Borrowers and lenders effectively agree the rates at which they do business themselves, with no bank involved, which means that rates can be set at a level that both parties are happy with, rather than a bank dictating what rate it will lend at.
Lenders win as they get a much better return than they would from a savings account (on average 7.3 per cent after charges over the last 12 months) and borrowers typically get the loan they are seeking for 20 per cent less than the best rate they can find from a bank.
Zopa does all the credit and affordability checks on borrowers and has managed credit risk well enough: the default rate on Zopa loans is just 0.8 per cent, the lowest of any unsecured loan book in the UK. Zopa also reduces risk for lenders further by automatically spreading lenders' money (above £500) across at least 50 borrowers. Unlike the current banks' spread of more than 12 per cent, Zopa charges lenders just 1 per cent of the money they lend each year and borrowers pay a flat fee of £130 for each loan which is reflected in the APR.

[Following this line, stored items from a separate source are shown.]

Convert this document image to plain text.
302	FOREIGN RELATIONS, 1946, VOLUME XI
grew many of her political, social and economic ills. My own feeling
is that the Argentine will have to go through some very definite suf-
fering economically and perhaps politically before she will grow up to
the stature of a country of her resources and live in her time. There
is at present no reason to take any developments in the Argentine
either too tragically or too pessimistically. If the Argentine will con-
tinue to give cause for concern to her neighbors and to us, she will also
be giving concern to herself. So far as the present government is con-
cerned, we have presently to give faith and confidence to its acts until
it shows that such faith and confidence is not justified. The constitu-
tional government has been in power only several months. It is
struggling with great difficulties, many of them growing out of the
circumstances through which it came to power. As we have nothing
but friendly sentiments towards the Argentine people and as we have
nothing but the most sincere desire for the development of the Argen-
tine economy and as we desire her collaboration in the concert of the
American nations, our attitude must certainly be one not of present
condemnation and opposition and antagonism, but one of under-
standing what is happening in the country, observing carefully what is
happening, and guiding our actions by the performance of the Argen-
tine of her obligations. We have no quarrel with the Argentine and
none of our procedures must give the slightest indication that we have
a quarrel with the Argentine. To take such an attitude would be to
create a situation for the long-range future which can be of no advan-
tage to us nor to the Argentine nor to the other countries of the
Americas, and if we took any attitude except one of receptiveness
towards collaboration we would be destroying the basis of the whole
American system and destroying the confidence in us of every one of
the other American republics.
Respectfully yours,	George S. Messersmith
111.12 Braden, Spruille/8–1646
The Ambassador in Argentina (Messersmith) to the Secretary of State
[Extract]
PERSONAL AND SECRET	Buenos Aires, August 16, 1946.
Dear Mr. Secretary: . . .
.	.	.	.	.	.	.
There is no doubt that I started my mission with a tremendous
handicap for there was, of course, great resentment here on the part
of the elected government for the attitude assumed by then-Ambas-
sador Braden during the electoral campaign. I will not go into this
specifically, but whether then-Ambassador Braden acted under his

Giles Andrews, above, co-founder of Zopa, says: "Just this week, banks are now charging the highest average rates on personal loans since 2000 – 12.7 per cent. With loans available for the lowest risk borrowers at Zopa for as little as 7.1 per cent, this new way to borrow and lend offers both sides of the equation a refreshing alternative to getting ripped-off by the banks."
Case study: 'I like being proactive with our cash'
"I believe my money should be working for me rather than sitting in the bank," says IT consultant George Hayward. The 40-year-old has become a big fan of social lending, increasing his portfolio of loans on the Funding Circle website from £400, when he first started last November, to £5,000.
"In the past we've put our cash into buy-to-let and now have four properties, but we like to spread things around to give us a more varied portfolio," George says. His wife Amy, 32, came across the Funding Circle online and suggested it as a potential home for some of the family's savings. "Amy did a lot of research on it as we were looking to get better returns on our savings than we can with ISAs," explains George.
"I liked the concept as I like being proactive with our money. I pop on to the site up to three times a day to see what deals there are. Because I work in IT, I can find the five minutes or so it takes each time. My average return is 9.3 per cent, but I bid on almost everything as sometimes borrowers just need a small parcel to complete their loan amount so, if you catch it right, you can get a better rate."
George holds 40 loans, but likes to sell them off to other members of the site to make a quick return. "I have invested in shares before but I don't like the lack of control. There are too many factors involved that you can't do anything about. Things would happen and I wouldn't be able to find out why. I learnt that the only people who make money when shares drop are brokers, who still get their fees."
While he is a fan of the Funding Circle, George concedes that it may not be for everyone. "I take a very active role and enjoy it, but I know most members just use an auto-bid feature to set up their deals," he says. He knows that there are risks in lending to small businesses but to date, the rewards have been worth it. "I've only seen one company miss a payment, and they were consistently a late payer, so it was no surprise."
The Funding Circle says it only deals with businesses that have been established for at least two years, that have a solid financial track record and that can prove that they can repay a loan with their projected cashflow.